The Welsh Government has constructed a bypass to reduce traffic congestion on the A473 road at Tonteg, Church Village and Llantwit Fardre. The Church Village bypass, as it is known, has been built as a single carriageway, with crawler and overtaking lanes around roundabouts, and was opened for traffic in September 2010.

==Etymology==

It is believed the name Llantwit Fardre is derived from an old Welsh Language name meaning The Church of St Illtud (Llantwit), on the Home Farm of the Prince (Faerdref) and relates to the land surrendered to the prince of the District by his subject to provide him with an income. Saint Illtud was a 5th-century Celtic priest who built his second church roughly in the area where the present church stands. He was later famed as the Saint of the Five Keys of youth, learning, chivalry, priesthood and knighthood.

==History and amenities==

The parish has a fairly well preserved 12th century motte castle with an intact moat, called Tomen-y-clawdd, which is located in the parish village of Tonteg. Coach company Edwards Coaches is based in the town, and was established in 1925.

A station called Llantwit Fardre (and formerly Llantwit Dyffryn Red Ash Colliery) served the village on the Llantrisant and Taff Vale Junction Railway.

==Employment==

Industrialisation began in Llantwit Fardre in the late 17th century with the introduction of stone quarrying and coal mining. With the decline of coal mining the local populace tend to commute to work.

Between 1959 and 1973 Gilbern cars were manufactured in the village.

==Sport==

Llantwit Fardre has rugby union, association football, cricket and netball clubs. Llantwit Fardre RFC are a rugby union team who play in the WRU Division 1 East Central; Llantwit Fardre AFC are a local football club that have a team playing in the South Wales Premier Football League.

==Local government==
Llantwit Fardre is the name of a community ward for Llantwit Fardre Community Council, electing four of the twelve community councillors.
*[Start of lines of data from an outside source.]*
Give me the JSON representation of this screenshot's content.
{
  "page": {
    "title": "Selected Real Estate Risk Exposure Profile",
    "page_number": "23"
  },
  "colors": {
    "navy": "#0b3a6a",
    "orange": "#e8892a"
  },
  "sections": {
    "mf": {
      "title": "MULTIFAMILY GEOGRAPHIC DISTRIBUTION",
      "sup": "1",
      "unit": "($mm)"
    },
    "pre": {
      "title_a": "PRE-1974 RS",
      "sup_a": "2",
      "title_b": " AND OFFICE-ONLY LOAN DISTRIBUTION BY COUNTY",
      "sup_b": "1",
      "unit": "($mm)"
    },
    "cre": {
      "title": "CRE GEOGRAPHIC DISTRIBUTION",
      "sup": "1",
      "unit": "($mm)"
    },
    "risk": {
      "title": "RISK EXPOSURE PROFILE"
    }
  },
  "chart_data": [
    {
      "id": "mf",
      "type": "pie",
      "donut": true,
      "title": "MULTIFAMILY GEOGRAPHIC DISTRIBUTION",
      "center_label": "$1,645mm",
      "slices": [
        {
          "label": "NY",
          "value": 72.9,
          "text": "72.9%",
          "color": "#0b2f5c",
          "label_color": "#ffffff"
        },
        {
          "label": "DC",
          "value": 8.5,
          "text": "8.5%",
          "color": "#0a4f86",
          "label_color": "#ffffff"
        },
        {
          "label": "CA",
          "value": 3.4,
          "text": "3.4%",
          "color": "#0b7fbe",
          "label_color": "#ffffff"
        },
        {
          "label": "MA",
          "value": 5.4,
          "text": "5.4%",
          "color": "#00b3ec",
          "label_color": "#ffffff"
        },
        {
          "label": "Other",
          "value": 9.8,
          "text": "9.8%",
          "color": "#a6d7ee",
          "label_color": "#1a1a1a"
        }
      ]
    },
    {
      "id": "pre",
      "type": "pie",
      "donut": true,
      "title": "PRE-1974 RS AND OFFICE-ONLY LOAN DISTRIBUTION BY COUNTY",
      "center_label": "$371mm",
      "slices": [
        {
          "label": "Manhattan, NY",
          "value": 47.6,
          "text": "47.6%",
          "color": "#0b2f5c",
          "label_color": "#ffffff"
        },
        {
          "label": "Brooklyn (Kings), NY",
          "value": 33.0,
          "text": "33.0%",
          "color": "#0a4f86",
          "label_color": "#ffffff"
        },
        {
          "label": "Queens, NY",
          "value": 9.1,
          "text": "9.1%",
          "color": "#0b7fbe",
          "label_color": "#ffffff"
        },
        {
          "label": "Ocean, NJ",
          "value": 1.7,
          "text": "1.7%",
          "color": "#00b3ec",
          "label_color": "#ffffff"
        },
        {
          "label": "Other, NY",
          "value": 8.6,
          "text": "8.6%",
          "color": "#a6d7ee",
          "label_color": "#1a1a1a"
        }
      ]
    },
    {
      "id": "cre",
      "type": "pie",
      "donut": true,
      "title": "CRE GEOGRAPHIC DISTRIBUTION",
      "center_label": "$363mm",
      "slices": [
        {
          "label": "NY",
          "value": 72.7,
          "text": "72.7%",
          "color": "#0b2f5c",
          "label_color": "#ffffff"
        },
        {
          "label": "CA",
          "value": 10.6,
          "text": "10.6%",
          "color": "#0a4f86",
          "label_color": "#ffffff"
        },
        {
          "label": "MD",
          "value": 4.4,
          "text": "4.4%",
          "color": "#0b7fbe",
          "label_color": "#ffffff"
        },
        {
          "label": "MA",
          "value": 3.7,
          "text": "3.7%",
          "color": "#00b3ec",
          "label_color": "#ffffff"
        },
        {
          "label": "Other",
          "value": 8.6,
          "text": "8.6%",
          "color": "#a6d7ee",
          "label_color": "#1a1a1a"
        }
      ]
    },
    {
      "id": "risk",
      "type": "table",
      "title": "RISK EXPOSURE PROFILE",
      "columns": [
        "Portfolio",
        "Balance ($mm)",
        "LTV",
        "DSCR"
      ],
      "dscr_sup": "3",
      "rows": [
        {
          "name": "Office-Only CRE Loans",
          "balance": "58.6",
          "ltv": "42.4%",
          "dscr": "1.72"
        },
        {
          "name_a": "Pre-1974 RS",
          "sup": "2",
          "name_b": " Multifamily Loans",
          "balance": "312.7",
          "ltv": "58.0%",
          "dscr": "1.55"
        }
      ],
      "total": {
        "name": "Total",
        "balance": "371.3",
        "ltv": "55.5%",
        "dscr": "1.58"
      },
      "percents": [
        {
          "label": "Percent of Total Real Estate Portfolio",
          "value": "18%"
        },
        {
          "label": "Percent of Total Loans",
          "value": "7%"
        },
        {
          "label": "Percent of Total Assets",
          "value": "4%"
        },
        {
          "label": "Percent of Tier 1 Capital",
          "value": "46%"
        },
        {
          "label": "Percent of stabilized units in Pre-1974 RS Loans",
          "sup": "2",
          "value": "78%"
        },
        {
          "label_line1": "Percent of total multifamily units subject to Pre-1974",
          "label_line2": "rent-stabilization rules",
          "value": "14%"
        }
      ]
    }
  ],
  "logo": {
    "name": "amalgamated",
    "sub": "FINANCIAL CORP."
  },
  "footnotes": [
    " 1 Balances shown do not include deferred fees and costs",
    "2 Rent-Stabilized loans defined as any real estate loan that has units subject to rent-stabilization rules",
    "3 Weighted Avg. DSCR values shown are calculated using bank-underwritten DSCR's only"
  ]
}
Llantwit Fardre Parish Council was originally formed under the Local Government Act 1894, with the first meeting held on 1 January 1895. It became a community council in 1974, after local government re-organisation, when Welsh parish councils were re-titled. The council have the motto, "Goreu arf arf ddysg" ("The best tools are the tools for learning"), carved over the entrance to the Carnegie Hall.

Llantwit Fardre is also the name of a county ward to Rhondda Cynon Taf County Borough Council, with boundaries matching the community ward, covering Llantwit Fardre village and Efail Isaf. The ward elects two county councillors. On 2 May 2008, Joel James, a British Conservative Party politician became the first Tory councillor to be elected to the county council for the Llantwit Fardre seat.